Saturday, 16 April 2011

Statin Drugs May Cut Risk of Kidney Trouble After Surgery

Study: Older Adults Taking the Cholesterol-Lowering Drugs Had Lower Odds of Post-Surgical Kidney FailureBy Brenda Goodman
WebMD Health Newssurgeons operating on patient

April 14, 2011 -- Statin medications, which are prescribed to lower cholesterol, may have an added benefit -- protecting the kidneys from shutting down soon after surgery, a new study shows.

For reasons doctors don’t completely understand, this complication, which is called acute kidney injury (AKI) or acute renal failure, is on the rise, and it dramatically increases a patient’s risk of dying during recovery.

The study looked at rates of kidney injury in more than 200,000 senior surgical patients in Canada over 14 years. Researchers found that people who took statin medications had about a 16% reduced risk of renal failure and a 21% lower risk of dying after their surgeries, compared to people who weren’t taking the drugs.

“Our study suggests that statin use in older persons results in less kidney injury following major elective surgery and reduces the risk of premature death after surgery,” study researcher Amber O. Molnar, MD, a nephrologist at the University of Western Ontario in London, Canada, says in a news release.

For the study, researchers looked at the medical records of all seniors who had elective surgery in Ontario, Canada, from 1995 through 2008, a group of 213,347 men and women over age 65.

Elective procedures included heart or lung operations, vascular surgery, or surgery in the abdomen, or procedures on the bladder, ureter, or kidneys -- except transplants or removal of the kidneys. About half of patients in the study had heart surgeries.

Nearly one-third of these patients were taking statin medications before going under the knife.

Overall, about 2% of patients experienced renal failure within two weeks of their procedures.

For those taking statins, however, that risk of AKI was modestly reduced, by about 16%, even after researchers accounted for a host of other things that might have affected their results, like differences in age, sex, other kinds of heart medications, and complicating illnesses like diabetes.

Statin users also had a lower risk of death after surgery, about 20% less, compared to those who weren’t on the medications.

To see if the relationship between statins and kidney injury got stronger if patients were on stronger statin medications, researchers classified different statins as either high or low potency drugs.

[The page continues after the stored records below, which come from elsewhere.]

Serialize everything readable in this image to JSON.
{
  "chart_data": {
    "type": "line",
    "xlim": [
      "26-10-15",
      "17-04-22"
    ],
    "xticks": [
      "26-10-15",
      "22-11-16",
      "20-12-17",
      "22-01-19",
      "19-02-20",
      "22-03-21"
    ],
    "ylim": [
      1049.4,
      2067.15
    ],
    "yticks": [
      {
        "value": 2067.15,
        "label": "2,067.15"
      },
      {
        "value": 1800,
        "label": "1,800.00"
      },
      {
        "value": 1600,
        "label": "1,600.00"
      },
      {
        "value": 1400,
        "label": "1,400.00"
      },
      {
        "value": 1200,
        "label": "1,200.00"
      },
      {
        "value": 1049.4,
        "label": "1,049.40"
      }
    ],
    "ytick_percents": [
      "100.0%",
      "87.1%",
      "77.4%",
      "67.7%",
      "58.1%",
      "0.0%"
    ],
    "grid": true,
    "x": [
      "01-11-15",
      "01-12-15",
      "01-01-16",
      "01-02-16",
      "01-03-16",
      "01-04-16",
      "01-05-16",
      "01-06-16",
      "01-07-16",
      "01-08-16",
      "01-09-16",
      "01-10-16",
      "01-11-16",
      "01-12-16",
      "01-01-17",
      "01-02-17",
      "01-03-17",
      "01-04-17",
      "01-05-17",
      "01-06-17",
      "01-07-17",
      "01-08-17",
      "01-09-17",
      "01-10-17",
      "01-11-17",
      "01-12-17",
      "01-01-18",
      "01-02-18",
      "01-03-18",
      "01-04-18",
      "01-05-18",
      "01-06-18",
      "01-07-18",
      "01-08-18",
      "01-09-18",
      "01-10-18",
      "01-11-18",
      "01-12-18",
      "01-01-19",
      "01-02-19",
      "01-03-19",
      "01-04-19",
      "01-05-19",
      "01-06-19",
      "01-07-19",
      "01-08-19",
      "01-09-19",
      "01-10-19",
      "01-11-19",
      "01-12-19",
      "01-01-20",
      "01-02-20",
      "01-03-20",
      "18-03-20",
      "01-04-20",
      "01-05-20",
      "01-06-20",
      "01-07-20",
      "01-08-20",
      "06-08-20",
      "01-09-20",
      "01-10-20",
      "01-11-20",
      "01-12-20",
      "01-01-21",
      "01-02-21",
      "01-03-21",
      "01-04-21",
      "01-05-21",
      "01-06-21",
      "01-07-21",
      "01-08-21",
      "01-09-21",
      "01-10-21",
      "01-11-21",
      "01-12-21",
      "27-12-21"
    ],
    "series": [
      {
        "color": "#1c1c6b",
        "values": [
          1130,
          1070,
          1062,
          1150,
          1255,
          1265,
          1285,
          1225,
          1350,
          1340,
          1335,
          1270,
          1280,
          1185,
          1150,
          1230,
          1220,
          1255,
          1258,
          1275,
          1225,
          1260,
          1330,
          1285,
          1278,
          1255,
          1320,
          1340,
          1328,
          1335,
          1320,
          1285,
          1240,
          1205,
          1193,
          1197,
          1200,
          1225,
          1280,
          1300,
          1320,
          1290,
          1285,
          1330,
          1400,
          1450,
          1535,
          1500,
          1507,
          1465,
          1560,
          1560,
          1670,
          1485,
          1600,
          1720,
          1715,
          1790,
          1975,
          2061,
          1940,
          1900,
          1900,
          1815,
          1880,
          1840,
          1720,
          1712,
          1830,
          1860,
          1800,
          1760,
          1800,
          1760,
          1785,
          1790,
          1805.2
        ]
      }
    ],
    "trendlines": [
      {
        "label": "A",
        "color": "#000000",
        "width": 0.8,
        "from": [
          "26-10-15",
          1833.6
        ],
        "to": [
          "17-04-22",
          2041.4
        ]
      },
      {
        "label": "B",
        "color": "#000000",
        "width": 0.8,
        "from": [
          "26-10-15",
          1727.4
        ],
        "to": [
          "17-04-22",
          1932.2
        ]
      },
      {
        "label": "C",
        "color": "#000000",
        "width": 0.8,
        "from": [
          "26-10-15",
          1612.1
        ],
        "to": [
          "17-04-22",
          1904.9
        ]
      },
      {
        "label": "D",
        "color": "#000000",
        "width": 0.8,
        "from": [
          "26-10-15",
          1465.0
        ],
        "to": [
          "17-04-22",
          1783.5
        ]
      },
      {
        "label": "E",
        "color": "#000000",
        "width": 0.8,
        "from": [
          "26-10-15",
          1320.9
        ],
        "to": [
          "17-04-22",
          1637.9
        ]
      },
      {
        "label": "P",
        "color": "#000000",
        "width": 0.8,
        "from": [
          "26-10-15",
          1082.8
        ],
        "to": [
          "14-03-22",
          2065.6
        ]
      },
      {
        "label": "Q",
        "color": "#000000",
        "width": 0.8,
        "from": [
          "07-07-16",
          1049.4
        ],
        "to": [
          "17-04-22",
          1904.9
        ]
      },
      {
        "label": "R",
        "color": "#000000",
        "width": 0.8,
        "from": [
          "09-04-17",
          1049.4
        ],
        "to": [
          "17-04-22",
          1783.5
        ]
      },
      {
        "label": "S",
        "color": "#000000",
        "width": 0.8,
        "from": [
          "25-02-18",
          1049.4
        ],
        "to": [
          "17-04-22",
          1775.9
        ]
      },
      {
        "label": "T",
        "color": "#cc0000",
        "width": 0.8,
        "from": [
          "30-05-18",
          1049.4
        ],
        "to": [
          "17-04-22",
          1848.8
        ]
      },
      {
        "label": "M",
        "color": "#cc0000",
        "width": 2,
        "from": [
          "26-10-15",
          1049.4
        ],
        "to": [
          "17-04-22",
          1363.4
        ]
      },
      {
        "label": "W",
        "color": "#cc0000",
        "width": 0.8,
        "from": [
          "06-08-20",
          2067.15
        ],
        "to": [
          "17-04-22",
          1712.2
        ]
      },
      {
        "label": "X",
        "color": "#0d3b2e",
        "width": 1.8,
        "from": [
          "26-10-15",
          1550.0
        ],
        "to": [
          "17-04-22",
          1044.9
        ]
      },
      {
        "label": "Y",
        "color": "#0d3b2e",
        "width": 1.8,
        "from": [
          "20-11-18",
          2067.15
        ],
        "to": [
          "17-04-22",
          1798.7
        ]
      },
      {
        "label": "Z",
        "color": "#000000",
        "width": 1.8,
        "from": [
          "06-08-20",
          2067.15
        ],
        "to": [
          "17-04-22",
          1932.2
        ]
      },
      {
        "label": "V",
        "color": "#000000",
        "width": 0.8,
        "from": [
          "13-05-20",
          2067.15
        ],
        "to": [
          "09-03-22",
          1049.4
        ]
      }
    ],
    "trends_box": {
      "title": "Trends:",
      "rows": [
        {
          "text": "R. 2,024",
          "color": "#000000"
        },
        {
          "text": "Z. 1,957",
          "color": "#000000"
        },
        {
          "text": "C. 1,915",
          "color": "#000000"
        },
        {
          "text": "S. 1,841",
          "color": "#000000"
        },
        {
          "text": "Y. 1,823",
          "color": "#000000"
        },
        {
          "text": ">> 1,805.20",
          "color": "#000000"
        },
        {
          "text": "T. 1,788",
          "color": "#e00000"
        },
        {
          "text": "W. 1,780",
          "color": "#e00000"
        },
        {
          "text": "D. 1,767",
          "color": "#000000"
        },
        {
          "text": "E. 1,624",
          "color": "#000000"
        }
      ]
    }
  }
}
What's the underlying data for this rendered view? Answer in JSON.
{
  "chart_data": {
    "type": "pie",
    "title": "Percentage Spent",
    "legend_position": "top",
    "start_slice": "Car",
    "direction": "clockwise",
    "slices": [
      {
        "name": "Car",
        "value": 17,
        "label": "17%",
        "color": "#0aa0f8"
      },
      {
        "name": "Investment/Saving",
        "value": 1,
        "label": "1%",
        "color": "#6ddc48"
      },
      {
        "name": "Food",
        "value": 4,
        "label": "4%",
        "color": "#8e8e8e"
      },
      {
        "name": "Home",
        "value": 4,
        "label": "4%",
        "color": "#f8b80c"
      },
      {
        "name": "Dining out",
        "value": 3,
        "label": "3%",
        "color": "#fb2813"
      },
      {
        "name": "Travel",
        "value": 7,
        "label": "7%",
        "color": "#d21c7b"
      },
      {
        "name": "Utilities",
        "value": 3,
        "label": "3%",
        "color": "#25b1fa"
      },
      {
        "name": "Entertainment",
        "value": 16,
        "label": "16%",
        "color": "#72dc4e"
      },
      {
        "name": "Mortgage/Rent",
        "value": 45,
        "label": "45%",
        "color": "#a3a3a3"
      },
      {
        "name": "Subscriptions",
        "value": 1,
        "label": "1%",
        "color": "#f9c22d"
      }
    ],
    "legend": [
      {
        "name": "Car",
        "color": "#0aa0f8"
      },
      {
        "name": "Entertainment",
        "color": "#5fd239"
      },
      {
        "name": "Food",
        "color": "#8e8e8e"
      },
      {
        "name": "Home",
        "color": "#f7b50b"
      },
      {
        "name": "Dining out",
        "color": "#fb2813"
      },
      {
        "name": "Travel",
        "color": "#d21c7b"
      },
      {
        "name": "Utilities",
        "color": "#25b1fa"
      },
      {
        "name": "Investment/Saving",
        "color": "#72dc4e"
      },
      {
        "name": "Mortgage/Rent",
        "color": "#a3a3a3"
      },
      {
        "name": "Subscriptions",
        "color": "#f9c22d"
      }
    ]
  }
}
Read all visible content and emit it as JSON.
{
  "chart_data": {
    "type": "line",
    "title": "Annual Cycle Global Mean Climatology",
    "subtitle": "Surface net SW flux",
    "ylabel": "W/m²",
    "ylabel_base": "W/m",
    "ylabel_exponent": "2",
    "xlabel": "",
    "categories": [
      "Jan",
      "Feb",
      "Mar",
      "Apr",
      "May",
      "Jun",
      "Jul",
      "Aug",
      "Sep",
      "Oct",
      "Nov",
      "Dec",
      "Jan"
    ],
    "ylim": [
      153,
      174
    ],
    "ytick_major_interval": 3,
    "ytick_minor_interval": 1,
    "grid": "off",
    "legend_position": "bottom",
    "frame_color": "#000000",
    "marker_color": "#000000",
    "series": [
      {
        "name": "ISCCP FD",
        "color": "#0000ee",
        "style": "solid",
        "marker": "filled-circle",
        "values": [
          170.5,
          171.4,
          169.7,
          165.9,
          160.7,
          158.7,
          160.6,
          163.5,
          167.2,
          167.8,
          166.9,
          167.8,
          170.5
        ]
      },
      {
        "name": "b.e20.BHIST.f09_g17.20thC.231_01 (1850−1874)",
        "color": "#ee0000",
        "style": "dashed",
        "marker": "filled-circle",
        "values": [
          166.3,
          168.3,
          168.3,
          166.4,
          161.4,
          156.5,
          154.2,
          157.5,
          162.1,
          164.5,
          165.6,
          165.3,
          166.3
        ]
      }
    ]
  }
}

People were classified as being on more potent statins if they were taking a drug or dose that had been proven in other studies to reduce LDL cholesterol by 45% or more.

People on these high-potency regimens saw their risk of kidney failure cut by 24% compared to those who weren’t taking statins. And compared to those on less powerful statins, those on high-potency prescriptions saw their risk of renal failure cut by an additional 15%.

Statins appeared to be protective even if patients had been on them a relatively short time, as little as a month or less before surgery.